فالعاقل من خالف نفسه
وهواه وتاب إلى مولاه وأقبل في رمضان على طاعة الله وأكثر فيه من الصدقة على أهل
الفاقة والاحتياج ووصل الأرحام واعتصم بحبل الله الذي لا ينام واستمسك بالعروة
الوثقى وبذا يحوز الفضل والرضا ويكون من حزب الله ألا إن حزب الله هم المفلحون.
"Di
dalam hadits-hadits ini, terdapat ancaman yang keras dan kecaman yang
mengerikan atas orang yang sengaja berbuka (di siang hari Romadhon), tanpa udzur;
atau ia melakukan suatu dosa di dalamnya dan bahwa pahalanya akan sia-sia serta
amalannya hancur
Diantara perkara yang menyakitkan
jiwa orang yang cemburu (terhadap agamanya) dan dadanya menjadi sempit
karenanya, saat ia melihat penyelisihan terhadap hadits-hadits ini dari
sebagian orang yang mengklaim bahwa mereka adalah muslim, lalu mereka berbuka
di Bulan Romadhon dengan terang-terangan di jalanan, dan pasar-pasar. Sementara
itu mereka tidak menjumpai orang yang melarangnya. Kalau pun ada orang yang
melarang mereka, jarang sekali orang itu selamat dari hal yang menyakitkan.

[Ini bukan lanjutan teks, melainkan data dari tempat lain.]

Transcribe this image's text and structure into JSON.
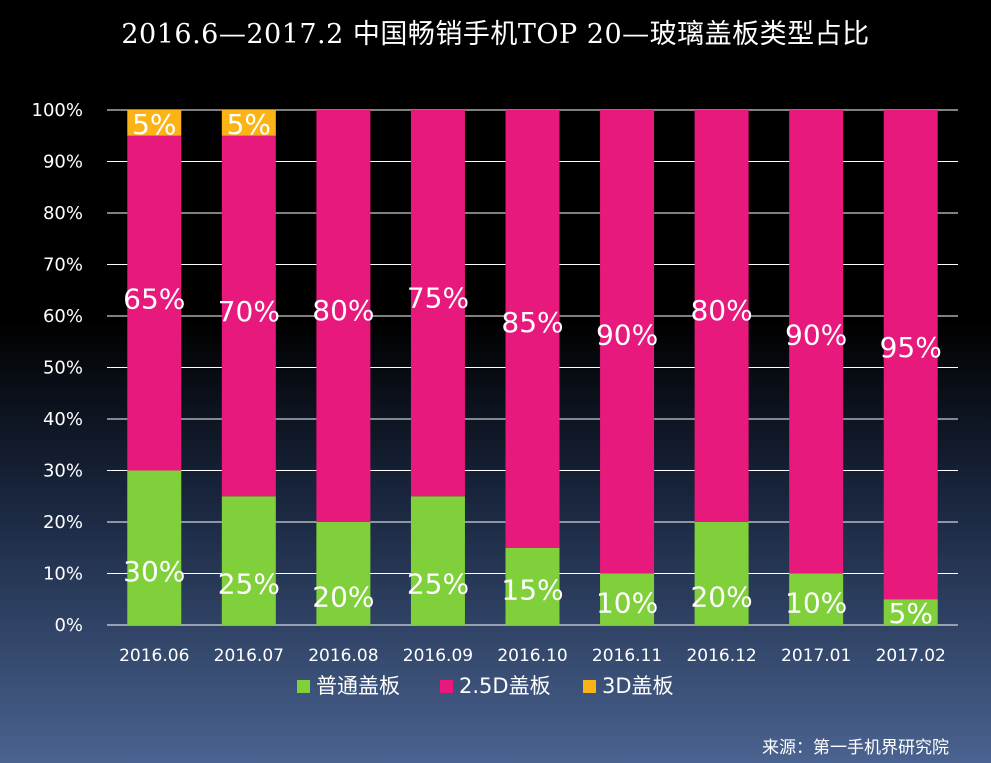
{
  "title": "2016.6—2017.2 中国畅销手机TOP 20—玻璃盖板类型占比",
  "source": "来源：第一手机界研究院",
  "colors": {
    "ordinary": "#7fd03a",
    "d25": "#e8197c",
    "d3": "#fcb315",
    "grid": "#ffffff",
    "text": "#ffffff"
  },
  "chart_data": {
    "type": "bar",
    "stacked": true,
    "title": "2016.6—2017.2 中国畅销手机TOP 20—玻璃盖板类型占比",
    "categories": [
      "2016.06",
      "2016.07",
      "2016.08",
      "2016.09",
      "2016.10",
      "2016.11",
      "2016.12",
      "2017.01",
      "2017.02"
    ],
    "series": [
      {
        "name": "普通盖板",
        "values": [
          30,
          25,
          20,
          25,
          15,
          10,
          20,
          10,
          5
        ]
      },
      {
        "name": "2.5D盖板",
        "values": [
          65,
          70,
          80,
          75,
          85,
          90,
          80,
          90,
          95
        ]
      },
      {
        "name": "3D盖板",
        "values": [
          5,
          5,
          0,
          0,
          0,
          0,
          0,
          0,
          0
        ]
      }
    ],
    "ylim": [
      0,
      100
    ],
    "y_ticks": [
      "0%",
      "10%",
      "20%",
      "30%",
      "40%",
      "50%",
      "60%",
      "70%",
      "80%",
      "90%",
      "100%"
    ],
    "grid": true,
    "legend": "bottom"
  }
}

Inna lillahi wa inna ilaihi roji'un.
Kita melihat kebanyakan restoran dan
warung-warung di perkotaan, dan perkampungan terbuka pintu-pintunya bagi
orang-orang yang berbuka (yakni, membatalkan puasanya) di siang hari secara
terang-terangan…
Di malam hari, anda akan melihat
tempat-tempat mesum, bar-bar, dan tempat-tempat musik dan perjudian, didatangi
oleh orang-orang buruk di malam-malam Romadhon yang semestinya diisi dengan
sholat, tarwih dan tobat dari semua dosa-dosa.
Andaikan orang-orang jahil itu
mengetahui sesuatu yang terdapat pada sholat tarwih berupa pahala dan turunnya
rahmat-rahmat Allah, niscaya mereka akan kembali kepada Allah dalam keadaan
bertobat dan menyesali apa yang mereka sia-siakan.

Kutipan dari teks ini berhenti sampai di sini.